Created on 24 Aug 2020  ·  3Comments  ·  Source: rust-lang/cargo

Steps

  1. cargo new repro && cd repro

  2. rustc +nightly -Z unstable-options --print target-spec-json --target x86_64-apple-darwin > x86_64-apple-darwin.json

    The JSON filename should match the target to avoid some strange cases in the compiler. This should occur on other platforms as well.

  3. Create build.rs

    fn main() {
        dbg!(std::env::var("TARGET"));
    }
    
  4. cargo +nightly build --target $PWD/x86_64-apple-darwin.json -Z build-std --verbose --verbose --verbose

    The build-std isn't really important to this issue, it's only used to support the non-standard target specification.

You'll see the TARGET variable no longer has the path and .json extension in the output:

[repro 0.1.0] [build.rs:2] std::env::var("TARGET") = Ok(
[repro 0.1.0]     "x86_64-apple-darwin",
[repro 0.1.0] )

This caused an issue in the rust-lang/rust repository while I was trying to port to aarch64-apple-darwin by using a JSON target file.
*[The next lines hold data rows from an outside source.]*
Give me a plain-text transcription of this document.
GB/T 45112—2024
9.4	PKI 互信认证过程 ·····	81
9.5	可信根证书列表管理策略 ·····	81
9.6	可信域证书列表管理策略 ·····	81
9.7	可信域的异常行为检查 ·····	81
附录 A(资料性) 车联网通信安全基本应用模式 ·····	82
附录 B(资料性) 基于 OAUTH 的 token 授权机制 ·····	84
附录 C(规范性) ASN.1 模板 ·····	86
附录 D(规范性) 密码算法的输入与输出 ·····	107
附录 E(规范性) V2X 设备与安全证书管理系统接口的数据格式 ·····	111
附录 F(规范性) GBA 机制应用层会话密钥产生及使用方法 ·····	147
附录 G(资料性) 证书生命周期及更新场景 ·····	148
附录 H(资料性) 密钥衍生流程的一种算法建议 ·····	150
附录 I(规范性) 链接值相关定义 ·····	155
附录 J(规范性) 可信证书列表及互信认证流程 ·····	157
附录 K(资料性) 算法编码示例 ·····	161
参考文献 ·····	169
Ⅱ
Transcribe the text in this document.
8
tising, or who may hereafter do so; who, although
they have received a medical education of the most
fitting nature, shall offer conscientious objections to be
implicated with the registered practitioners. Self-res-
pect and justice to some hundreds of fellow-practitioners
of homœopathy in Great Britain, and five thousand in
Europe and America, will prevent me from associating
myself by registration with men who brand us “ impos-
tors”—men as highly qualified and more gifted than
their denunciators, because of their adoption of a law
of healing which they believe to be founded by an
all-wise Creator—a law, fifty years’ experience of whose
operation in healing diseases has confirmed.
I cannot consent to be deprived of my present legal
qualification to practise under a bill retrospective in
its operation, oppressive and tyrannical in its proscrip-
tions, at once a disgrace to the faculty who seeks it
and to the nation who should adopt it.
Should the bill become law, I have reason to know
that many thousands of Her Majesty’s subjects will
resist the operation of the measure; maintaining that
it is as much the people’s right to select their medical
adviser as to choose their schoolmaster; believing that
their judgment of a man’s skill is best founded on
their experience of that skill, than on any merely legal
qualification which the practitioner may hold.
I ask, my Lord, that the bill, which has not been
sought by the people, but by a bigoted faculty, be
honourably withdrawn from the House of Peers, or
Specifically, indexmap uses autocfg which uses TARGET to build things.

This was failing because my target didn't yet exist in the compiler, so autocfg decided it was the wrong version of rustc.

Possible Solution(s)

It seems like it should include the full path to the JSON file in the environment variable, but I'm not sure what the impact of such a change would be.

Notes

% cargo +nightly version
cargo 1.47.0-nightly (51b66125b 2020-08-19)
% rustc +nightly --version
rustc 1.47.0-nightly (5180f3da5 2020-08-23)
A-build-scripts A-environment-variables A-target-spec C-bug

All 3 comments

I think this was a change caused by #7425, that was perhaps unintended (or at least unnoticed by me at the time). I am uncertain if @alexcrichton intentionally chose short_name here, or if it should be changed to rustc_target.

Considering that JSON specs are kinda unstable, and that is how TARGET used to behave prior to 1.40, I think there is some wiggle room to change it.

Since the short name can be inferred from the path (file_stem), then I think passing the full path is probably the best option. If something needs the short name for whatever reason (I can't immediately think of any), then it can be inferred from the path.

Does the path need canonicalization? e.g. autocfg's working directory from a build script doesn't necessarily match the cargo invocation, right? I don't know, maybe that aspect is already covered in how it's normally passed to rustc.

The path is canonicalized here. I think the canonicalized path is the right choice (except that canonicalize doesn't always work, but that's a separate issue).